Sementara, Marwansyah selaku akademisi sekaligus narasumber dalam diskusi, menyampaikan bahwa moderasi merupakan langkah konkrey dalam menjawab hiruk pikuk permasalahan di Indonesia. Di mana moderasi berada di pertengahan turut berkontribusi dalam meng-counter Pemilu karena berbeda pilihan.
"Kita sudah melewati secara bersama tanggal 14 Feberuari 2024 kemarin, dimana pesta demokrasi Indonesia tanpa terkecuali ini ada peran masyarakat atau rakyat. Pemilu adalah representasi dari musyawarah dalam menentukan pemimpin bangsa ini," pungkasnya.
Pada kesempatan yang sama, Harry Ahmad Gunawan selaku mantan aktivis yang aktif mengikuti perjalanan dinamika politik Indonesia, mengatakan bahwa Undang-Undang Dasar 1945 Pasal 1 ayat 3 menyebutkan Indonesia sebagai negara hukum.
"Pertama ketika memahami dasar demokrasi semestinya selesai ketika konsepnya disesuaikan dengan Pancasila," katanya.
"Kedua politik itu akan bercabang menjadi politik elektoral, birokrasi pemerintah maupun timbul secara langsung kepada publik," tambah Harry.

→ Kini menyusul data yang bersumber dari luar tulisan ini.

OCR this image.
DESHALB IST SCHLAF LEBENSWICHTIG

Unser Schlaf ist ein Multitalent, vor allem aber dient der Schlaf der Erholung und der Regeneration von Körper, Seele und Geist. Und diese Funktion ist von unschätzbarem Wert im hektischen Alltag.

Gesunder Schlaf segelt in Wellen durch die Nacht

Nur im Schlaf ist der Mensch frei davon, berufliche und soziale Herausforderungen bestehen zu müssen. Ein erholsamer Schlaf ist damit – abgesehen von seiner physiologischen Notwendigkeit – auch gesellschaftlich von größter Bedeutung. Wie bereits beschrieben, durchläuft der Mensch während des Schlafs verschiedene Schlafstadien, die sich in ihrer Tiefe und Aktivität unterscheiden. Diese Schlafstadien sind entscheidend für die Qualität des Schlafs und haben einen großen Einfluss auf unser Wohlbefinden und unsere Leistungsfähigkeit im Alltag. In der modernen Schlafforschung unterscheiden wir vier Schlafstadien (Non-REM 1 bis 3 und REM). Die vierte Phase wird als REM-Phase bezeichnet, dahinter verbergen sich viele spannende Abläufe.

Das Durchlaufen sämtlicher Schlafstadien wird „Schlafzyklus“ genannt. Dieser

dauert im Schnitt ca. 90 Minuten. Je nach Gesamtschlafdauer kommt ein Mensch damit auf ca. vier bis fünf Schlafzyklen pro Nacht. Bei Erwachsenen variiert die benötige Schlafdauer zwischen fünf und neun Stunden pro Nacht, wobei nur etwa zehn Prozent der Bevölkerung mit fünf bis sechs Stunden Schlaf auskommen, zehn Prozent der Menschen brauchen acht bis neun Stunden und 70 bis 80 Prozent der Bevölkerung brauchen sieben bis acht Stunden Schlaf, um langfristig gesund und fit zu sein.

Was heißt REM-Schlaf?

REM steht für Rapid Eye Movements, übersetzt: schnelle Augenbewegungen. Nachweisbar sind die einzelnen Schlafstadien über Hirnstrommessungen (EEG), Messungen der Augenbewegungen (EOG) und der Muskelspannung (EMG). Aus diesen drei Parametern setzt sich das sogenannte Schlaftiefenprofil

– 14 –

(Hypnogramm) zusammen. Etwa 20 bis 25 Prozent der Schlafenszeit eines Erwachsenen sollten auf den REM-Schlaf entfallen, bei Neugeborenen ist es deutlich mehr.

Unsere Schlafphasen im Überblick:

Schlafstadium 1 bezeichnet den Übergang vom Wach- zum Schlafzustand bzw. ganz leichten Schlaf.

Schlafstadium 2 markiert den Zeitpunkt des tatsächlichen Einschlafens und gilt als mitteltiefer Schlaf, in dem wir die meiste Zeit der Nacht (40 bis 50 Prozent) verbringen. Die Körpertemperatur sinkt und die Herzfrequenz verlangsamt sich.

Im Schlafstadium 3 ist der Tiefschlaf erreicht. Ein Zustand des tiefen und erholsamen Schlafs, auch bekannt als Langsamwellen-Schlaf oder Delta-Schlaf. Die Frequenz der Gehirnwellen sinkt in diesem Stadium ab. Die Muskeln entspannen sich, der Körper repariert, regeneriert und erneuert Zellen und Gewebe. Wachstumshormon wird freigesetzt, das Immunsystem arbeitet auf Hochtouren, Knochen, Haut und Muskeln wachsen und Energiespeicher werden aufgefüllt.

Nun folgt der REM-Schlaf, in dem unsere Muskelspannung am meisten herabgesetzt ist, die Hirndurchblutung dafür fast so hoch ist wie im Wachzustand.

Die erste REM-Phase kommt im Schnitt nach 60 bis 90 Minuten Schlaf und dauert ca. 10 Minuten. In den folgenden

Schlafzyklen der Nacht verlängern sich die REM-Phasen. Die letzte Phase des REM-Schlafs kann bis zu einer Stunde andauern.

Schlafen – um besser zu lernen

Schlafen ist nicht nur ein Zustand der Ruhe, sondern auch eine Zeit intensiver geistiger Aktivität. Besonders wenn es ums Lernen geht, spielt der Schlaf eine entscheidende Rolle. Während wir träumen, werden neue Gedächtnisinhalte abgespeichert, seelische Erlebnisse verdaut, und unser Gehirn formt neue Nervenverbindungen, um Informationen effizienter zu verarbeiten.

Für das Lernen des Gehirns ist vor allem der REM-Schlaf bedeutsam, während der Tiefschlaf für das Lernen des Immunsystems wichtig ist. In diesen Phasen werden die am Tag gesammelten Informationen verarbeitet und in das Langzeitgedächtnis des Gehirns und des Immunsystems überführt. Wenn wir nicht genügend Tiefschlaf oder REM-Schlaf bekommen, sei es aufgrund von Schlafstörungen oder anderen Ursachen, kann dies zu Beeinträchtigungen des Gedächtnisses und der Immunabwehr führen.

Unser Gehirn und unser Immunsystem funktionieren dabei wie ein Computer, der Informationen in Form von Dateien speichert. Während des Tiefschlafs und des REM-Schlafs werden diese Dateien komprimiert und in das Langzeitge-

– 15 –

Masih menurut, Harry mahasiswa menjadi elemen penting dalam menyuarakan pesan-pesan moderasi kepada publik.
"Mahasiswa yang tergolong generasi milenial, pada diskusi ini harus lebih aktif untuk menyuarakan moderasi itu dimaknai secara dalam, hal yang sederhana ini mencerminkan Pra Kemerdekaan, Pra Orde lama dan Orde baru itu secara bersama merumuskan dengan diskusi," pungkas dia.